The last to receive it was James Mattis, the first Secretary of Defense of the Government of the current president, Donald Trump, in 2017, and for many legislators, Getting around that legal requirement twice in four years is too much to ask.

General Lloyd Austin, during an appearance before the US Senate in 2011, when he was the commander-in-chief of US forces in Iraq.

“I will not support the exception” for Austin, Democratic Sen.
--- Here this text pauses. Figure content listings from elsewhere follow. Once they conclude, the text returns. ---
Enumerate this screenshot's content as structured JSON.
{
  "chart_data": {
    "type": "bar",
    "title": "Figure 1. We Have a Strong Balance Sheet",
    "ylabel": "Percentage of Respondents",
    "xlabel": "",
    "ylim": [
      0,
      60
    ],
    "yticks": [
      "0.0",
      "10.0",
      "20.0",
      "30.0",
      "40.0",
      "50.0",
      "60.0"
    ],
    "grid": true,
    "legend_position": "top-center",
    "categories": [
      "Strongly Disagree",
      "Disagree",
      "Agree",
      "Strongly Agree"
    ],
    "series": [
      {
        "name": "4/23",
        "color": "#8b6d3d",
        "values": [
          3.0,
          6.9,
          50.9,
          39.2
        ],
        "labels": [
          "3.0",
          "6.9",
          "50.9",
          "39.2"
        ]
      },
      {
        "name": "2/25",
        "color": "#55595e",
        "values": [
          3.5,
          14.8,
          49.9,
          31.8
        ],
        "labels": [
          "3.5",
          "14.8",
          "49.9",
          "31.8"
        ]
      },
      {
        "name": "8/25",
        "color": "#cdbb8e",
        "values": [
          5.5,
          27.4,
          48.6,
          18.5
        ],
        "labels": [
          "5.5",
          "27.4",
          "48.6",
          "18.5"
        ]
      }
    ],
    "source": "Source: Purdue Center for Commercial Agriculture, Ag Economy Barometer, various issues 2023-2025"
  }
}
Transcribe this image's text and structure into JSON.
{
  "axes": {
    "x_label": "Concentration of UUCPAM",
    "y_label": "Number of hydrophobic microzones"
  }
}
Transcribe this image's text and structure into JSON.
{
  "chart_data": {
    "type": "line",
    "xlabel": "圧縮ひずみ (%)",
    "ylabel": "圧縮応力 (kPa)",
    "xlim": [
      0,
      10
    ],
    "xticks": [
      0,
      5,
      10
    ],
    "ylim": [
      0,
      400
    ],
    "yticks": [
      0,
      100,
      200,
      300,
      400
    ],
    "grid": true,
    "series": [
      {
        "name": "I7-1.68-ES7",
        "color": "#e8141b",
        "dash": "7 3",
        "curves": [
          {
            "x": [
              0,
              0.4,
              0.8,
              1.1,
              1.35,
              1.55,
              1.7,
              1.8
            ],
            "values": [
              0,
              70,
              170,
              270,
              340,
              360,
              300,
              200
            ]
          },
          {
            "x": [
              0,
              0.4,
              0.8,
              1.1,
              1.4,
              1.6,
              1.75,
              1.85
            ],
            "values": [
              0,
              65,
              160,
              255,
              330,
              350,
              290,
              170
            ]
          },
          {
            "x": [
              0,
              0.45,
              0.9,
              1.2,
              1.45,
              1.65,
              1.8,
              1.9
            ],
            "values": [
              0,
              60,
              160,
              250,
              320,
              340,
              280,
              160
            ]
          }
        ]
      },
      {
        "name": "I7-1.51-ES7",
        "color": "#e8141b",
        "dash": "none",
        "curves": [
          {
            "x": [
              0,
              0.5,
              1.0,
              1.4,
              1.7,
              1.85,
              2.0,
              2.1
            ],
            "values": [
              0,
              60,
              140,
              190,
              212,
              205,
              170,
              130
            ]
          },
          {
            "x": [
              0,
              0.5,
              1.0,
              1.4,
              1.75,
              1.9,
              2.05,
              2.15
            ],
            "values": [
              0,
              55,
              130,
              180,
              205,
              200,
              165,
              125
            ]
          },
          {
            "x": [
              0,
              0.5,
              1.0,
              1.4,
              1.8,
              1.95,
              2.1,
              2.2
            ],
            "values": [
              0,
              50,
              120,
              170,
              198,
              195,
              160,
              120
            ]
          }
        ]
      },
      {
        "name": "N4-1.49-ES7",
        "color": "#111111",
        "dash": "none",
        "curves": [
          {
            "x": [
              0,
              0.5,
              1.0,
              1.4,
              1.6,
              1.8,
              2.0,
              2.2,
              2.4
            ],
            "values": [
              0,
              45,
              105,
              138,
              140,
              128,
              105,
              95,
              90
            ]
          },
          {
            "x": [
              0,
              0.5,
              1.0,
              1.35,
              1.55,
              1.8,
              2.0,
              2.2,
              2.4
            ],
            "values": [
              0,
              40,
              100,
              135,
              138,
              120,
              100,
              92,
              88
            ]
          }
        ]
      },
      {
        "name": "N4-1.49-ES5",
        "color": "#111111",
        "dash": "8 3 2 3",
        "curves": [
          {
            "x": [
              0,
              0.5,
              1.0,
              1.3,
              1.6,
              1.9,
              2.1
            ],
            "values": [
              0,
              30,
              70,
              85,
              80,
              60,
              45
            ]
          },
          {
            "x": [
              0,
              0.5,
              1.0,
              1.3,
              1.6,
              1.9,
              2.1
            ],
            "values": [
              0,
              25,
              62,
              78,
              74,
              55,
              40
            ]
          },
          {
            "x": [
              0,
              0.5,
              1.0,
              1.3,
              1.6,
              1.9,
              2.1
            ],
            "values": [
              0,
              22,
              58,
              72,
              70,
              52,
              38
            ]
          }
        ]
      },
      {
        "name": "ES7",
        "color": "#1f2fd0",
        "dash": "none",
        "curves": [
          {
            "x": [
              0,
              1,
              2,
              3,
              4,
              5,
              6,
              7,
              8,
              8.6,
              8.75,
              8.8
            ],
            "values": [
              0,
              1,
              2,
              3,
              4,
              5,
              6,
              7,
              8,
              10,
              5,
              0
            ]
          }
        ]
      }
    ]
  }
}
Tammy Duckworth, a member of the Senate Armed Forces Committee, said Wednesday.

At least three other Democratic senators – Elizabeth Warren, Richard Blumenthal and Jon Tester – have also expressed their refusal to endorse an exception for the Biden nominee, arguing that Nor did they do it for Mattis and it would not be coherent to change positions now.

Seventeen senators from both parties voted against the exception for Mattis in 2017, while the Lower House were 151 congressmen those who opposed, without preventing it from finally being granted.

Democrats will have a narrow majority in the Lower House, and although they could control the Senate if they win two seats that are at stake in the state of Georgia, that possible minority would be tiny, with half of the House in Republican hands.

However, it is not yet clear how far opposition will go to the exception for Austin, and Biden may be leaning on the opposition party to get it done.

Doubts about your experience

In addition to his recent incorporation into civilian life, the nominee by Biden has raised doubts by the fact that most of his experience as a high-ranking military man focuses in the Middle East, although he has held minor positions in Europe.

Antony Blinken, then the US Deputy National Security Adviser, during a press conference at the White House in 2013.

At a time when the Pentagon thinks more and more about relations with China, Russia And in new challenges such as the COVID-19 pandemic or the climate crisis, some experts, mostly Republicans, have expressed concern about Austin’s profile.

Perhaps that is why both Biden and Austin made “rebuilding” of traditional alliances Americans in Europe, Asia and the Pacific, not to mention the Middle East.

But Austin’s experience as head of Central Command, in charge of Middle East operations, would certainly be helpful in deciding what to do next. countries where the United States still has troops deployed, such as Afghanistan and Iraq.

Against the “eternal wars”

“We have to end the eternal wars, and make sure that the use of force is the last tool we can turn to, “Biden stressed.

When Biden comes to power in January – and if Trump follows through on his withdrawal plans – there will hardly be any 2,500 US troops in Afghanistan and 2,500 more in Iraq, and the new president will have to decide how he manages that smaller contingent.

According to the newspaper The Washington Post, the main reason Biden has chosen Austin is the tendency of that retired general to implement orders rather than trying to impose your own priorities.

That profile would make way for a greater power of the White House, and other members of Biden’s team such as his national security adviser Jake Sullivan and his nominee as secretary of state, Antony Blinken, to design defense policy and next steps in countries like Afghanistan.